Sus conclusiones son resumidas en un artículo del periodista Russell Shaw, publicado en Our Sunday Visitor.
Al analizar la evolución de los casos de abusos a lo largo de ese periodo de setenta años, se ve que comienzan en la década de los 40 y van creciendo gradualmente, desde unos pocos al año a unos 15 anuales en los 60 y a casi 30 en los años 70. Después de alcanzar un máximo de 58 en 1980, empiezan a caer rápidamente desde inicios de los 90 y llegan a ser menos de cinco al año desde 2000.
Las víctimas fueron “en su mayor parte chicos” y los abusadores habían nacido en su mayoría antes de 1950.
El 94% del clero, limpio
Un dato muy significativo para calcular la prevalencia de los abusos es que un máximo del 1,1% de todos los sacerdotes de las seis diócesis fue acusado de abusos en un año dado, y en muchos años el porcentaje fue la mitad de esa cifra. “Para expresarlo en positivo –escribe Nelson–, en un año dado el 99% de los sacerdotes no cometió un abuso, y un 94% nunca fue acusado de abusos a lo largo de su carrera”. La cifra es consistente con las de otras diócesis de EE.UU., de acuerdo con los datos recogidos en el John Jay Report de 2004.
Cerca de un tercio de los abusadores tuvo una sola acusación. Desde 1990, pocos sacerdotes (11 en total en 6 diócesis y ninguno de 112 en la de Pittsburgh) fueron supuestos culpables de abusos. El rápido declive de nuevos casos de abusos posteriores a 1990 se ha mantenido hasta 2018. Las nuevas acusaciones se refieren a hechos ocurridos en el periodo álgido de los años 70 y 80. Las denuncias sobre abusos más recientes se han hecho con más prontitud, por lo que es improbable que se hayan producido abusos recientes no denunciados.
La cultura de la época
Nelson sugiere que el crecimiento de los abusos de clérigos antes de 1980 puede explicarse en gran parte por los cambios en los estilos de vida en la cultura de la época, junto con la “confusión doctrinal y moral” dentro de la Iglesia.

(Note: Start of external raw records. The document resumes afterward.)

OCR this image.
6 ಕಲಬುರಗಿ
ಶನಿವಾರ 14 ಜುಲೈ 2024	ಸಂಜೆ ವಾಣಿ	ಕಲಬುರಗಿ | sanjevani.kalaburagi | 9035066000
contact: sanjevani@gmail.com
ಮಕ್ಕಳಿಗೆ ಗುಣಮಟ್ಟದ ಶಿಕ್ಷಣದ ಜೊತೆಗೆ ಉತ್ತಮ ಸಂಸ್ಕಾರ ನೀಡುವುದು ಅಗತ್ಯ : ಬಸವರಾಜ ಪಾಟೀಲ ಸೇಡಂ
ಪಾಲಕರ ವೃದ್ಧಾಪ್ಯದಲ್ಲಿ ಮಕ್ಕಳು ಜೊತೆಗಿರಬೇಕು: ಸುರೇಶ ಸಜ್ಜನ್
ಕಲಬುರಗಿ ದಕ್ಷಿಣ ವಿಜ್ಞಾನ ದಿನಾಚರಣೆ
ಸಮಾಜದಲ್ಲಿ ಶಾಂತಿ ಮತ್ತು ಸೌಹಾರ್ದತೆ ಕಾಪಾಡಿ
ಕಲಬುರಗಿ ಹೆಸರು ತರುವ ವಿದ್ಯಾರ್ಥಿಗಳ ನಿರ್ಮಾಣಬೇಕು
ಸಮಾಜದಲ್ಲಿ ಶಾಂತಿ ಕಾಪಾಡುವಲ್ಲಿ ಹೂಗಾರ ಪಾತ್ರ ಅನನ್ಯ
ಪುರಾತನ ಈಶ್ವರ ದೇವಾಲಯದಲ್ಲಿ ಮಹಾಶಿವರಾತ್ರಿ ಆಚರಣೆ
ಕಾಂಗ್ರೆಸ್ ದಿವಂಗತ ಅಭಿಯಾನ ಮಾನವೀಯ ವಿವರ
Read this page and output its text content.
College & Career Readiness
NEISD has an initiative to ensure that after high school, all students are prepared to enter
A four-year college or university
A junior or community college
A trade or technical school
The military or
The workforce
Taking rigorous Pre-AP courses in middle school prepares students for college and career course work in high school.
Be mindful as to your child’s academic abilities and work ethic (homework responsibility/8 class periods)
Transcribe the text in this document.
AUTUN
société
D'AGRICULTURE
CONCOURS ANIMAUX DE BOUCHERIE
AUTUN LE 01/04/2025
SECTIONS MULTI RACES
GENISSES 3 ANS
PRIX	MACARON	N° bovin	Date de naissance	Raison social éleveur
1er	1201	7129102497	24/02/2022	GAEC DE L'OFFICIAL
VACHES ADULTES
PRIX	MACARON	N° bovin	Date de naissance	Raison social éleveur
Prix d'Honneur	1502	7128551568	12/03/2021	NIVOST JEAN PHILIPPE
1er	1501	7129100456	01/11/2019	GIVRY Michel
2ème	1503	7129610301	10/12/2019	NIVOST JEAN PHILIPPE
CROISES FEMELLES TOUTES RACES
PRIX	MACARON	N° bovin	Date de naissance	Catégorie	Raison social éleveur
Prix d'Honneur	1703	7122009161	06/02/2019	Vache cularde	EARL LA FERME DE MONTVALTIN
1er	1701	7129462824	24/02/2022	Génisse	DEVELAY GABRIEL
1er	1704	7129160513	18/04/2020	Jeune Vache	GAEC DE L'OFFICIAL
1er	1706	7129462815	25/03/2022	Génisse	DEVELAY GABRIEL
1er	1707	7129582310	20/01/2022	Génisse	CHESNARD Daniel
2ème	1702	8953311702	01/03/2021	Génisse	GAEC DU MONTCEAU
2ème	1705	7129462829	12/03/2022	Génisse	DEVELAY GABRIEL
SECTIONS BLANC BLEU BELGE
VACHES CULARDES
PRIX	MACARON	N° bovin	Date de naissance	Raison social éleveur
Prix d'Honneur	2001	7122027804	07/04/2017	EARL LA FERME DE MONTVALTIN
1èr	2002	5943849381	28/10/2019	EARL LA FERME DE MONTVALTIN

A partir de los años 60, escribe, “todas las restricciones legales sobre material sexualmente explícito fueron abandonadas, también cuando se referían a ‘amor entre un hombre y un niño’ y a otras formas de abuso sexual… La cultura general estaba saturada de imágenes y de ideas sobre la sexualidad, generalmente presentadas como sofisticadas, liberadas y liberadoras”.
Nelson también advierte que los fallos de las autoridades de la Iglesia y de otros ámbitos para abordar eficazmente los abusos deben ser evaluados en el contexto de la extendida ignorancia de entonces sobre este problema.
“Cuando los casos de abusos a principios de los 80 fueron conocidos –escribe–, algunos obispos y otros clérigos trataron de hacer lo correcto, como ocurrió en Pittsburgh, pero también estaban condicionados por la ignorancia que prevalecía entre la profesión médica y las confusas relaciones entre las autoridades eclesiásticas y civiles. Así que no es sorprendente que los primeros intentos de rectificar la situación no fueran ni coherentes ni sistemáticos”.
Nelson atribuye el marcado declive en los casos de abusos en las dos últimas décadas al esfuerzo educativo de la Iglesia dirigido a clérigos y laicos, a los cambios legales y de procedimientos, al temor a las sanciones penales y a las presiones para que los abusadores dejen el ministerio.